While the current building, located at 1901 SW Genesee Street, was opened in 1999, Cooper School enjoys a long history in the community, dating back to 1906, when a group of 70 students, children of steel mill workers, attended classes at Youngstown School in a small building offered by the Seattle Steel Company. A year later, a wooden building—known as Riverside School—was built for the school at the base of Pigeon Hill. As the population of the community grew, the wooden structure was replaced by a brick building 1917, which was designed by Edgar Blair, with a 1929 expansion designed by Floyd Naramore. In 1939, the school was renamed to honor Frank B. Cooper, a former Seattle school superintendent. The historic Youngstown School building, located at 4408 Delridge Way SW, now houses the Cooper Artist Housing and Youngstown Cultural Arts Center. It is listed in the National Register of Historic Places.

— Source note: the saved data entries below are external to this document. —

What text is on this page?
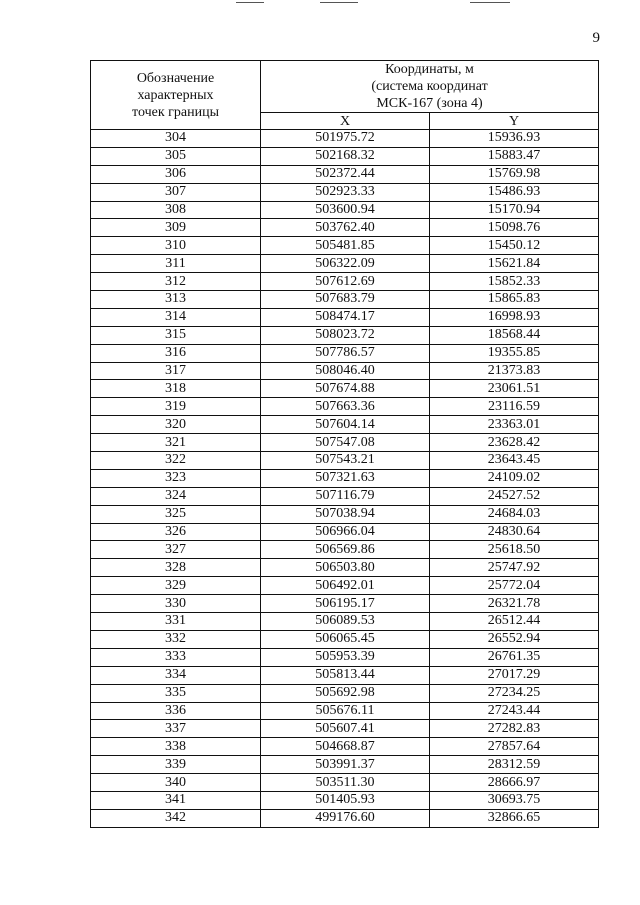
9
Обозначение
характерных
точек границы	Координаты, м
(система координат
МСК-167 (зона 4)	

	X	Y
304	501975.72	15936.93
305	502168.32	15883.47
306	502372.44	15769.98
307	502923.33	15486.93
308	503600.94	15170.94
309	503762.40	15098.76
310	505481.85	15450.12
311	506322.09	15621.84
312	507612.69	15852.33
313	507683.79	15865.83
314	508474.17	16998.93
315	508023.72	18568.44
316	507786.57	19355.85
317	508046.40	21373.83
318	507674.88	23061.51
319	507663.36	23116.59
320	507604.14	23363.01
321	507547.08	23628.42
322	507543.21	23643.45
323	507321.63	24109.02
324	507116.79	24527.52
325	507038.94	24684.03
326	506966.04	24830.64
327	506569.86	25618.50
328	506503.80	25747.92
329	506492.01	25772.04
330	506195.17	26321.78
331	506089.53	26512.44
332	506065.45	26552.94
333	505953.39	26761.35
334	505813.44	27017.29
335	505692.98	27234.25
336	505676.11	27243.44
337	505607.41	27282.83
338	504668.87	27857.64
339	503991.37	28312.59
340	503511.30	28666.97
341	501405.93	30693.75
342	499176.60	32866.65
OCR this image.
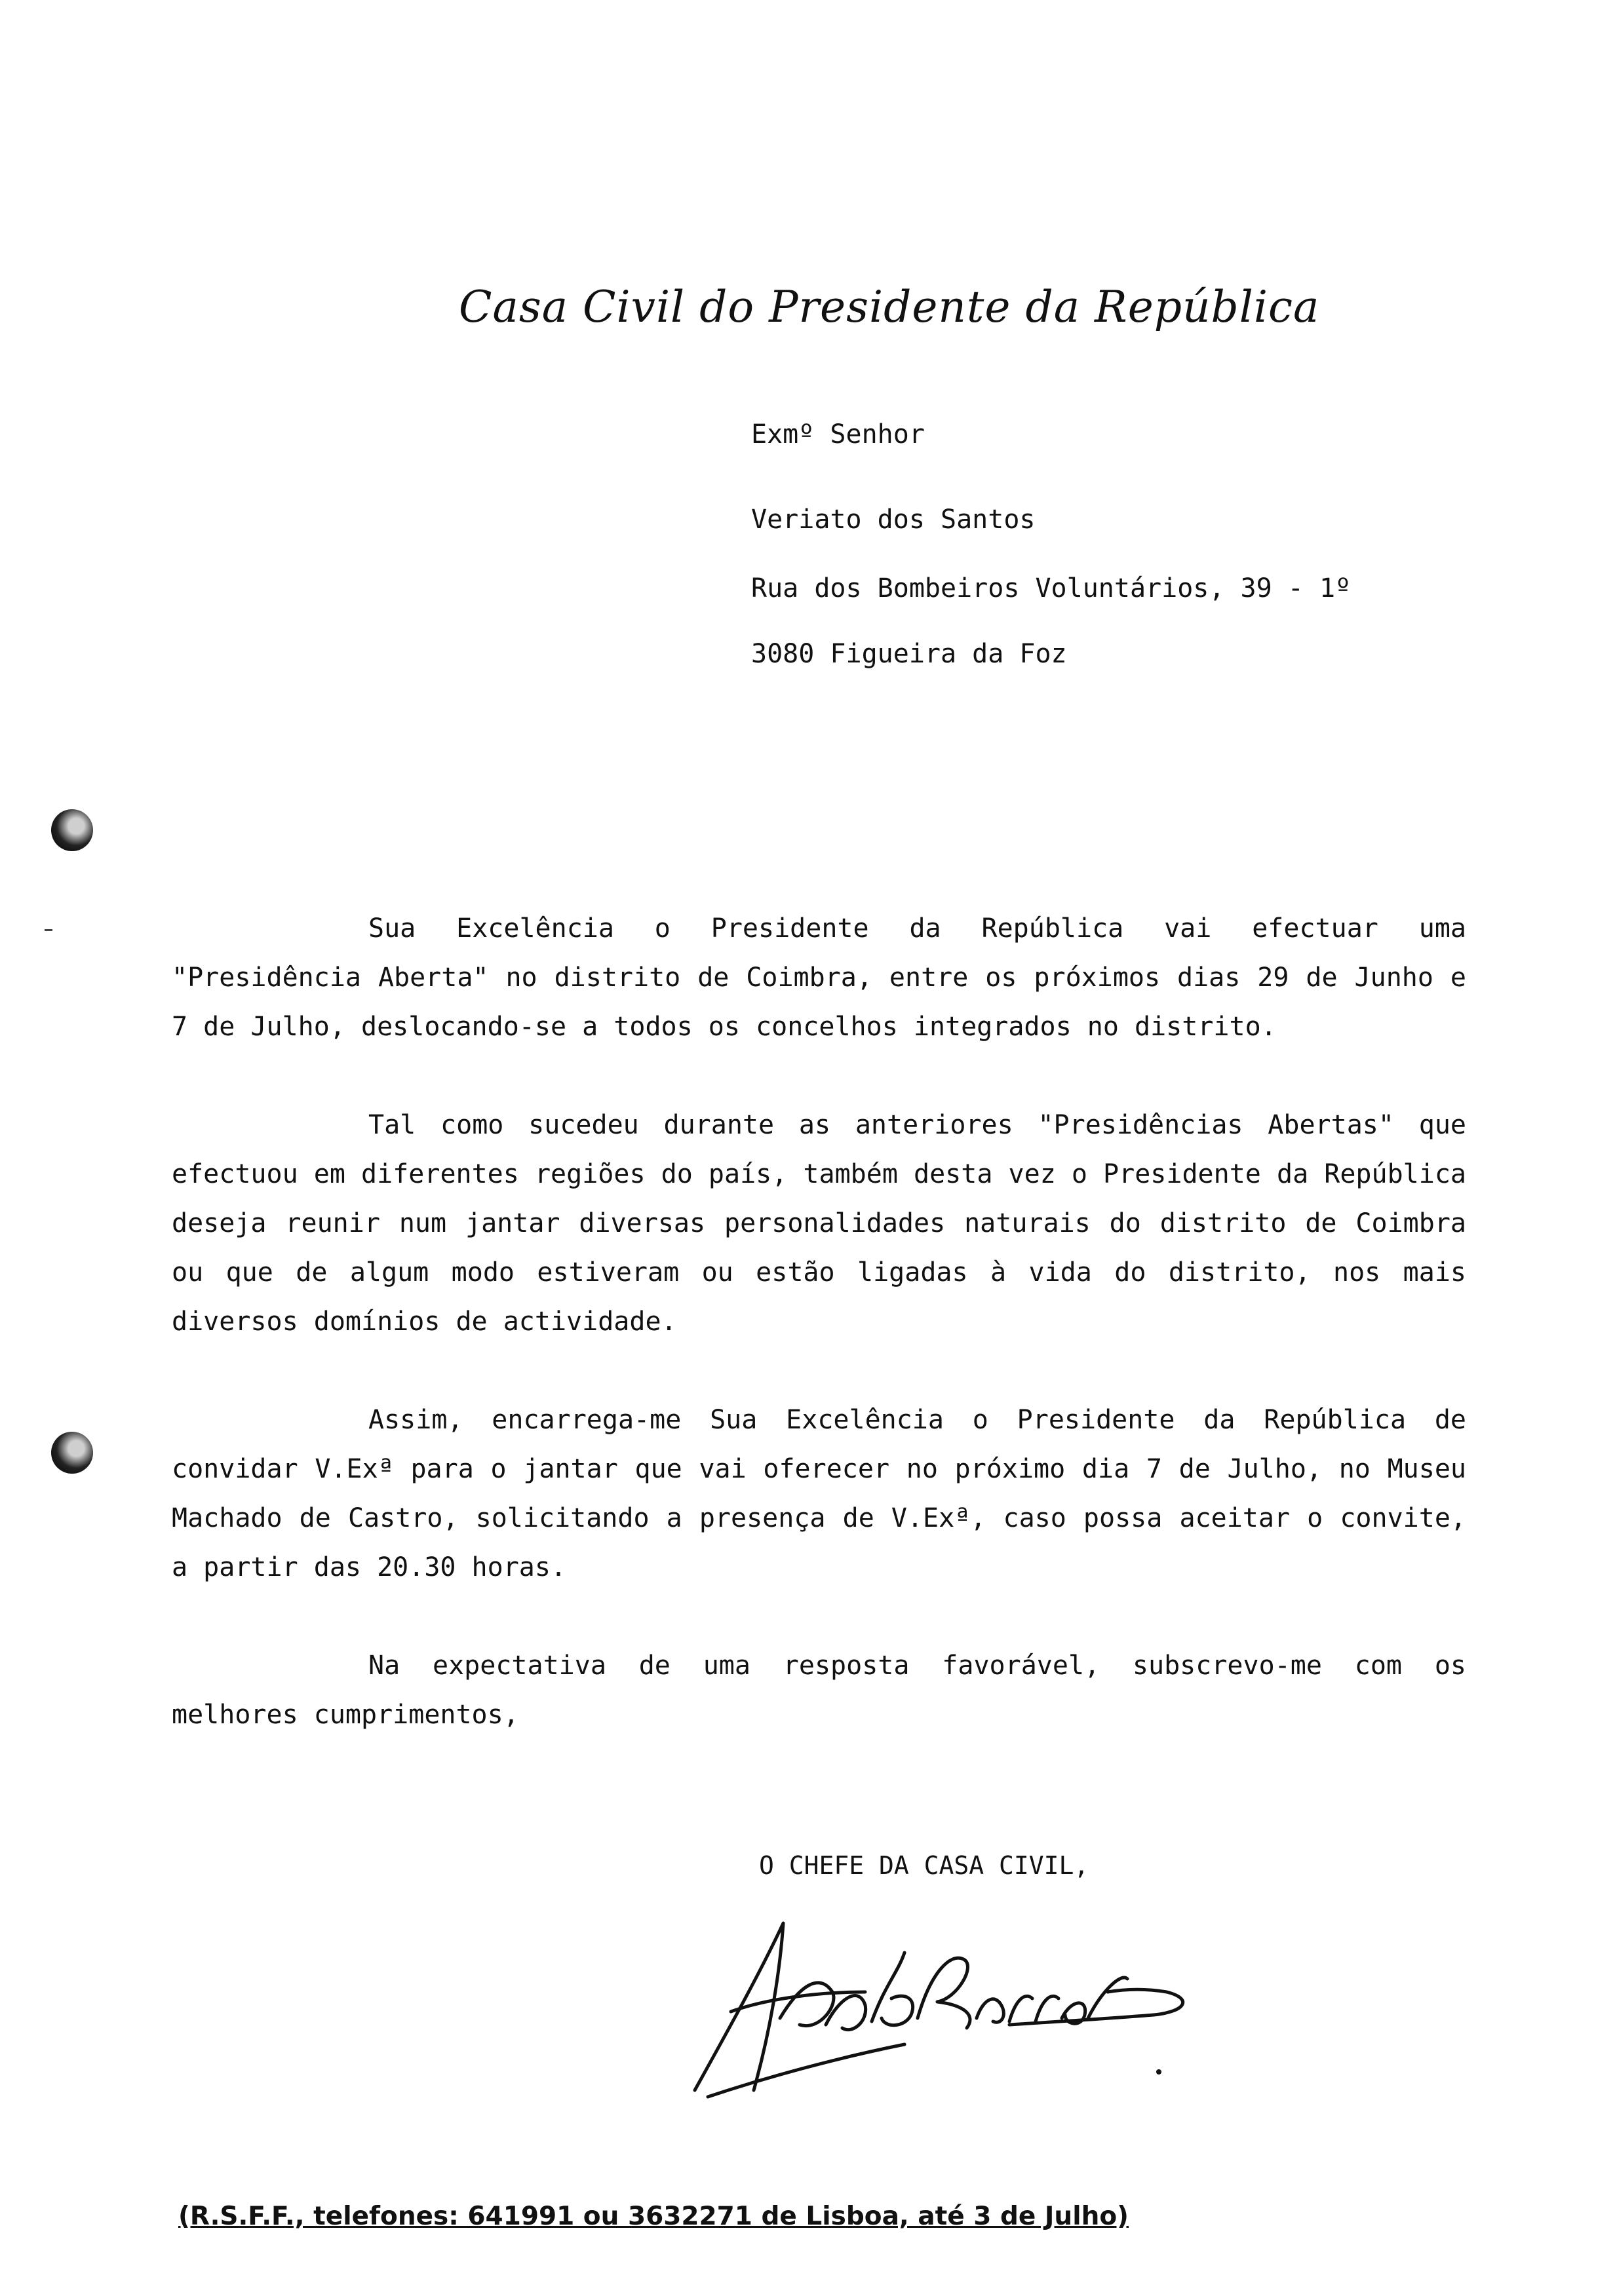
Casa Civil do Presidente da República
Exmº Senhor
Veriato dos Santos
Rua dos Bombeiros Voluntários, 39 - 1º
3080 Figueira da Foz

Sua Excelência o Presidente da República vai efectuar uma "Presidência Aberta" no distrito de Coimbra, entre os próximos dias 29 de Junho e 7 de Julho, deslocando-se a todos os concelhos integrados no distrito.

Tal como sucedeu durante as anteriores "Presidências Abertas" que efectuou em diferentes regiões do país, também desta vez o Presidente da República deseja reunir num jantar diversas personalidades naturais do distrito de Coimbra ou que de algum modo estiveram ou estão ligadas à vida do distrito, nos mais diversos domínios de actividade.

Assim, encarrega-me Sua Excelência o Presidente da República de convidar V.Exª para o jantar que vai oferecer no próximo dia 7 de Julho, no Museu Machado de Castro, solicitando a presença de V.Exª, caso possa aceitar o convite, a partir das 20.30 horas.

Na expectativa de uma resposta favorável, subscrevo-me com os melhores cumprimentos,

O CHEFE DA CASA CIVIL,
(R.S.F.F., telefones: 641991 ou 3632271 de Lisboa, até 3 de Julho)
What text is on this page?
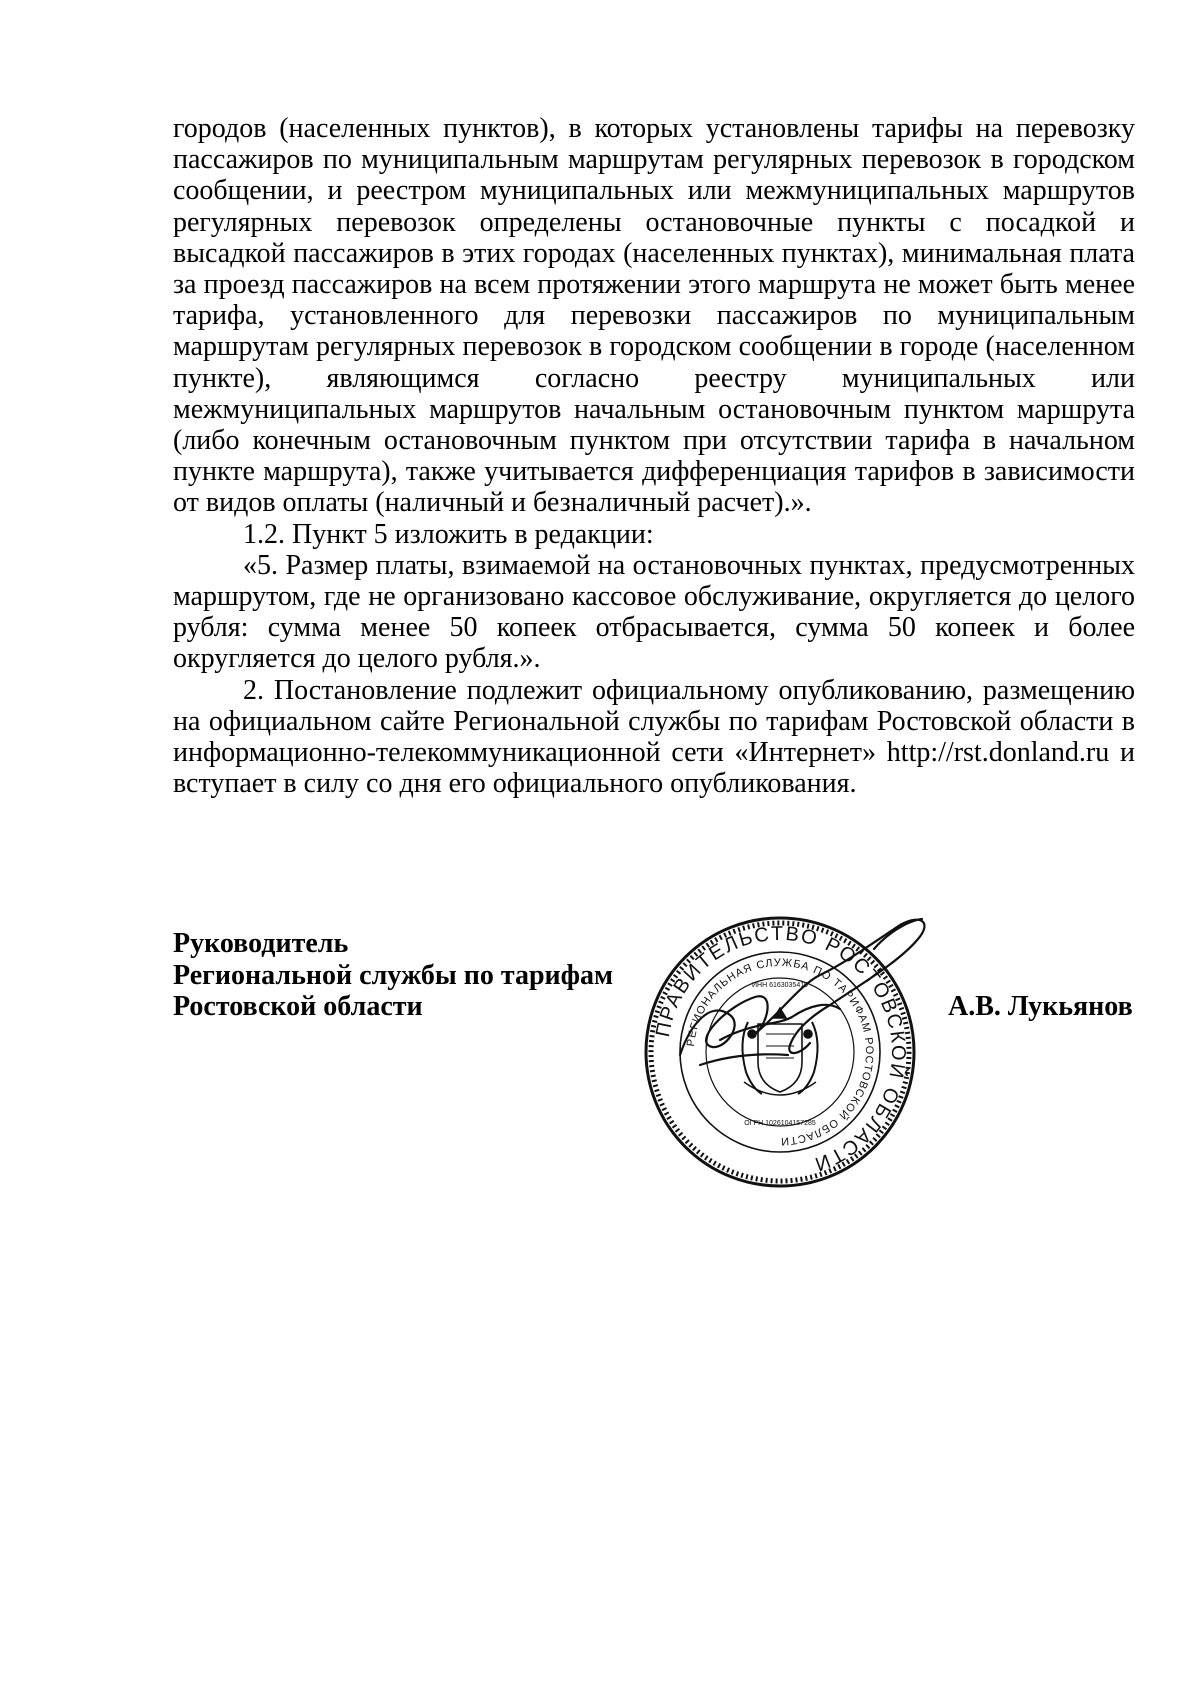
городов (населенных пунктов), в которых установлены тарифы на перевозку пассажиров по муниципальным маршрутам регулярных перевозок в городском сообщении, и реестром муниципальных или межмуниципальных маршрутов регулярных перевозок определены остановочные пункты с посадкой и высадкой пассажиров в этих городах (населенных пунктах), минимальная плата за проезд пассажиров на всем протяжении этого маршрута не может быть менее тарифа, установленного для перевозки пассажиров по муниципальным маршрутам регулярных перевозок в городском сообщении в городе (населенном пункте), являющимся согласно реестру муниципальных или межмуниципальных маршрутов начальным остановочным пунктом маршрута (либо конечным остановочным пунктом при отсутствии тарифа в начальном пункте маршрута), также учитывается дифференциация тарифов в зависимости от видов оплаты (наличный и безналичный расчет).».

1.2. Пункт 5 изложить в редакции:

«5. Размер платы, взимаемой на остановочных пунктах, предусмотренных маршрутом, где не организовано кассовое обслуживание, округляется до целого рубля: сумма менее 50 копеек отбрасывается, сумма 50 копеек и более округляется до целого рубля.».

2. Постановление подлежит официальному опубликованию, размещению на официальном сайте Региональной службы по тарифам Ростовской области в информационно-телекоммуникационной сети «Интернет» http://rst.donland.ru и вступает в силу со дня его официального опубликования.

Руководитель
Региональной службы по тарифам
Ростовской области	А.В. Лукьянов
ПРАВИТЕЛЬСТВО РОСТОВСКОЙ ОБЛАСТИ
РЕГИОНАЛЬНАЯ СЛУЖБА ПО ТАРИФАМ РОСТОВСКОЙ ОБЛАСТИ
ОГРН 1026104157285
ИНН 6163035410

One of the school's assets is its diversity. Approximately 80 percent of Cooper students are racial or ethnic minorities and approximately one-quarter are bilingual.

The first African American teacher hired to teach in Seattle Public Schools, Thelma Dewitty, worked at Cooper School from 1947 until 1953. The Thelma DeWitty Theater at the Youngstown Cultural Arts Center is named after her.

On Thursday January 29, 2009, the Seattle School Board voted to close Cooper Elementary School and move the Pathfinder K-8 program to the Cooper campus.